Today I submitted a pull request

What went into this weeks pull request

The framework and routines were inherited from Brian’s github branch.

- The _eval_args function was added. I went back-and-forth on deciding if we needed strong checks to make sure the states used to build density objects should be strictly
**KetBase**and**Qubits**. But, there were scenarios where just symbols could be used for states, or even QExpr could be used. So, discarded that check. But, this would mean Density objects could have arbitrary objects for states.*Flip side to this is, represent() on density objects which do not have a KetBase object does not work very well.*For example, having ‘mul’ expressions for ‘state’ creates problems in represent functions. But, my assumption is represent function need not handle such scenarios. Similarly, I went back and forth regarding checking for valid values for probabilities. Then, I dropped those validations as well. - Added test routines for all public facing methods in density.py.

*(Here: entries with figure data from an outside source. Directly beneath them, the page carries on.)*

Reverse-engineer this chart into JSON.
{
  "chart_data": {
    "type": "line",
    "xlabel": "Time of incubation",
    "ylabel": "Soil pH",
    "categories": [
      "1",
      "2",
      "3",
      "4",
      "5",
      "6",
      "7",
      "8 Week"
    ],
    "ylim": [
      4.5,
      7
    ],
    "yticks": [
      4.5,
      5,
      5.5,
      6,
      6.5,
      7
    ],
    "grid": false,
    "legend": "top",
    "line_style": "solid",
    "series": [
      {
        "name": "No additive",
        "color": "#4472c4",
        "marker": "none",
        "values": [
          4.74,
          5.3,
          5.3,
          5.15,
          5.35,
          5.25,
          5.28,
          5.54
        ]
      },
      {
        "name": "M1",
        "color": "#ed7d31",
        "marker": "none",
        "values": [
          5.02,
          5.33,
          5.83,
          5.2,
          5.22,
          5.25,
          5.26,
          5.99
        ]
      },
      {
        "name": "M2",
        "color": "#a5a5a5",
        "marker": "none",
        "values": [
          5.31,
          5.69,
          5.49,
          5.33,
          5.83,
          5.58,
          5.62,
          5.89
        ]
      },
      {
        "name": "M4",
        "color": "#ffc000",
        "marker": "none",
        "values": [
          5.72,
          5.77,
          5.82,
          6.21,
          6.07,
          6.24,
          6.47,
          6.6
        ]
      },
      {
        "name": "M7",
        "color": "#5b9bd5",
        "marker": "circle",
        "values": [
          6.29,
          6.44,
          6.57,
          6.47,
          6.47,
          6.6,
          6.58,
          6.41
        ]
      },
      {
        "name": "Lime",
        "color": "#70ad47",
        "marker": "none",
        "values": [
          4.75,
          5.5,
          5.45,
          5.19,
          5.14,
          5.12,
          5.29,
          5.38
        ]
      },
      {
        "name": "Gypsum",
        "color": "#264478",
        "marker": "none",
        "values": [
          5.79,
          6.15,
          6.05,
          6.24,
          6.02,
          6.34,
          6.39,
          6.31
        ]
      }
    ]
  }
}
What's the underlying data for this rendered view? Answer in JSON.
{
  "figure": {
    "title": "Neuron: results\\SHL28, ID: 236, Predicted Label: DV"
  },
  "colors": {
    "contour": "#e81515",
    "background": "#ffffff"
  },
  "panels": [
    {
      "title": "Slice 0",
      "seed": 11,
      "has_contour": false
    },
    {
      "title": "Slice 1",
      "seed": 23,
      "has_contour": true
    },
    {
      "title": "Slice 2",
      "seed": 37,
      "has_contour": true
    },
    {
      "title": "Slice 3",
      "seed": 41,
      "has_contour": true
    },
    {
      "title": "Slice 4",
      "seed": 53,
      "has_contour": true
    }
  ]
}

Some methods from original DensityOp branch are not in this pull request. I will add them back in future requests.
- I also created a minor pull request for minor printing changes that were in the original densityOp branch. This takes care of changes to the latex() in operator.py. I will add checks for density operator after this pull request is accepted.
- Added test routines for changes related to density in qapply.py. These checks will have to be extended after I make density operators work well with Qubits.
- Added doc strings.

Where I spent a my time while trying to accomplish this weeks tasks:

- Understanding the process-function call flow of _eval_args, _print methods.
- Getting familiarized with operator.py , represent(), and qapply().

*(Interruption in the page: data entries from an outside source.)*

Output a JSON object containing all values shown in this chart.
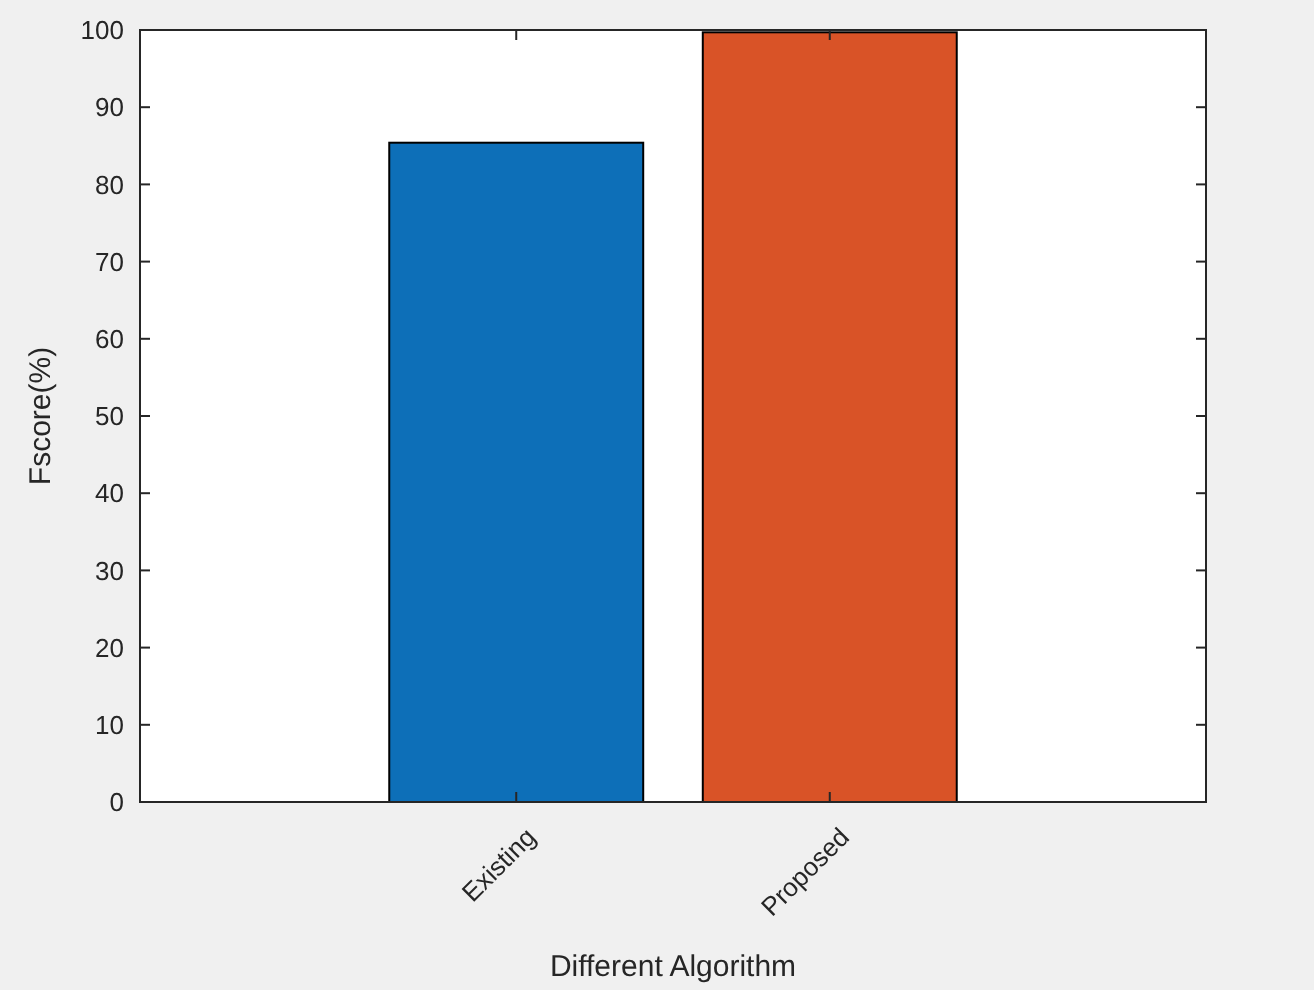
{
  "chart_data": {
    "type": "bar",
    "xlabel": "Different Algorithm",
    "ylabel": "Fscore(%)",
    "categories": [
      "Existing",
      "Proposed"
    ],
    "values": [
      85.4,
      99.7
    ],
    "colors": [
      "#0d6fb8",
      "#d95327"
    ],
    "ylim": [
      0,
      100
    ],
    "yticks": [
      0,
      10,
      20,
      30,
      40,
      50,
      60,
      70,
      80,
      90,
      100
    ]
  }
}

(The following point is also a question for my next task)

- The way
*_qsympify_sequence(seq)*method is implemented, it treats any Qubit() passed as state to Density as a sequence object. Therefore, the Qubit object is lost and a tuple is replaced instead of the Qubit object. This needs to a fixed or a work around decided so that Qubits can be provided as states to Density objects.

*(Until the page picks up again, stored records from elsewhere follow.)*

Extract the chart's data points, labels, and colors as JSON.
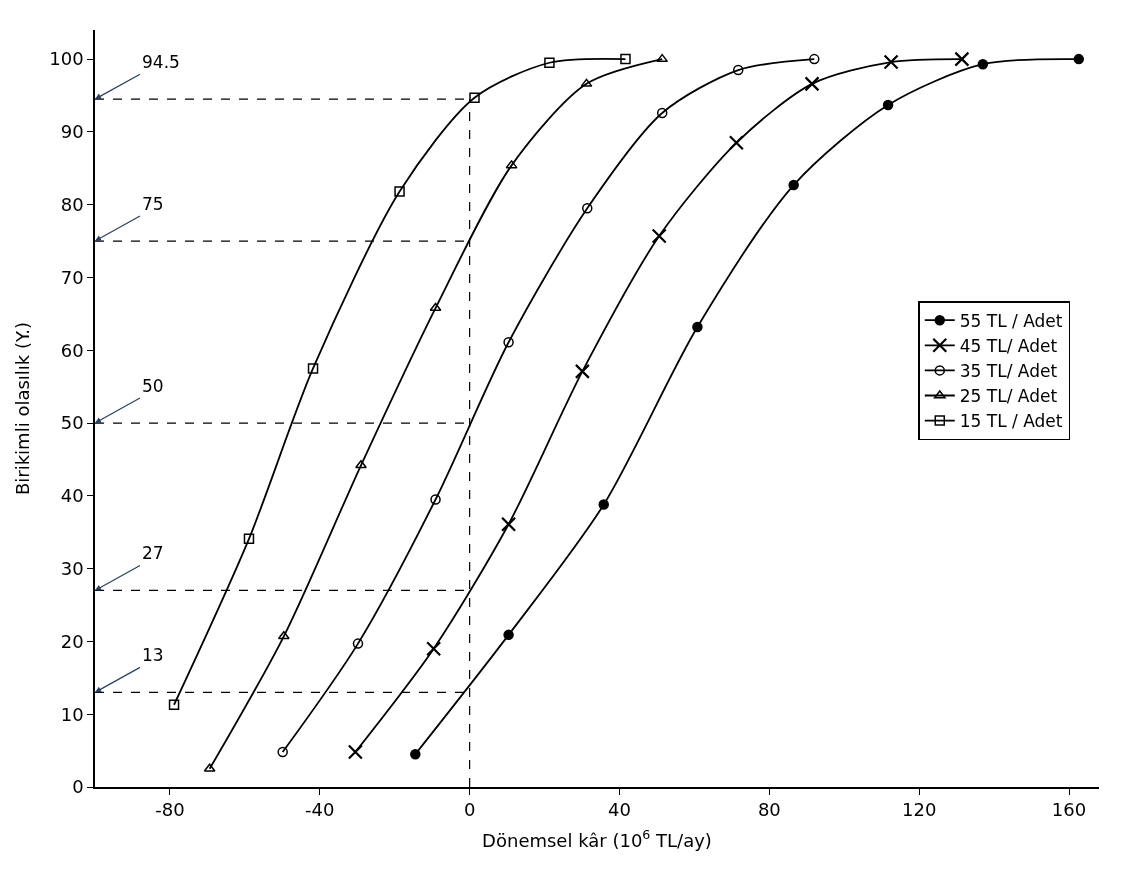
{
  "chart_data": {
    "type": "line",
    "xlabel": "Dönemsel kâr (10$^{6}$ TL/ay)",
    "ylabel": "Birikimli olasılık (Y.)",
    "xlim": [
      -100,
      168
    ],
    "xticks": [
      -80,
      -40,
      0,
      40,
      80,
      120,
      160
    ],
    "ylim": [
      0,
      104
    ],
    "yticks": [
      0,
      10,
      20,
      30,
      40,
      50,
      60,
      70,
      80,
      90,
      100
    ],
    "grid": false,
    "legend": "right",
    "line_style": "solid",
    "series": [
      {
        "name": "55 TL / Adet",
        "color": "#000000",
        "marker": "circle",
        "x": [
          -14.5,
          10.4,
          35.8,
          60.8,
          86.5,
          111.7,
          137,
          162.6
        ],
        "values": [
          4.5,
          20.9,
          38.8,
          63.2,
          82.7,
          93.7,
          99.3,
          100
        ]
      },
      {
        "name": "45 TL/ Adet",
        "color": "#000000",
        "marker": "cross",
        "x": [
          -30.5,
          -9.6,
          10.4,
          30.1,
          50.6,
          71.2,
          91.4,
          112.5,
          131.4
        ],
        "values": [
          4.8,
          19,
          36.1,
          57.1,
          75.7,
          88.5,
          96.6,
          99.6,
          100
        ]
      },
      {
        "name": "35 TL/ Adet",
        "color": "#000000",
        "marker": "circle-open",
        "x": [
          -49.9,
          -29.8,
          -9.1,
          10.4,
          31.4,
          51.4,
          71.7,
          92
        ],
        "values": [
          4.8,
          19.7,
          39.5,
          61.1,
          79.5,
          92.6,
          98.5,
          100
        ]
      },
      {
        "name": "25 TL/ Adet",
        "color": "#000000",
        "marker": "triangle-open",
        "x": [
          -69.4,
          -49.6,
          -29,
          -9.1,
          11.2,
          31.2,
          51.4
        ],
        "values": [
          2.5,
          20.7,
          44.2,
          65.8,
          85.4,
          96.6,
          100
        ]
      },
      {
        "name": "15 TL / Adet",
        "color": "#000000",
        "marker": "square-open",
        "x": [
          -78.9,
          -58.9,
          -41.8,
          -18.7,
          1.3,
          21.3,
          41.6
        ],
        "values": [
          11.3,
          34.1,
          57.5,
          81.8,
          94.7,
          99.5,
          100
        ]
      }
    ],
    "ref_lines": [
      {
        "axis": "x",
        "value": 0,
        "line_style": "dashed",
        "color": "#000000"
      },
      {
        "axis": "y",
        "value": 94.5,
        "label": "94.5",
        "line_style": "dashed",
        "color": "#000000"
      },
      {
        "axis": "y",
        "value": 75,
        "label": "75",
        "line_style": "dashed",
        "color": "#000000"
      },
      {
        "axis": "y",
        "value": 50,
        "label": "50",
        "line_style": "dashed",
        "color": "#000000"
      },
      {
        "axis": "y",
        "value": 27,
        "label": "27",
        "line_style": "dashed",
        "color": "#000000"
      },
      {
        "axis": "y",
        "value": 13,
        "label": "13",
        "line_style": "dashed",
        "color": "#000000"
      }
    ]
  }
}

My next steps ( plan for next week’s pull request):

- Discuss with the mentor team and see how to approach the problem with Qubits being converted to sequence. ( in next 2 days )
- Add remaining functionality into density.py ( entropy, reduced trace operations ) ( should be completed by middle of next week )
- Blog about the implementation details of changes to tensorproduct.py with respect to what we would need for density operators. I hope to also have this part implemented by end of next week.
- Address issues with the current pull request. I plan to have this as the top priority task and work on this every time it comes back to me.

Misc:

I gave a lightening talk at Google Chicago office this week regarding my GSoC 2012 project and there was lot of interest in Sympy. Particularly, folks were very excited to know about Sympy Live website which I spoke about in the presentation.

Also, met one of our Sympy contributors Matthew Rocklin at the meeting. Nice to meet someone you know only as an email-id, in person!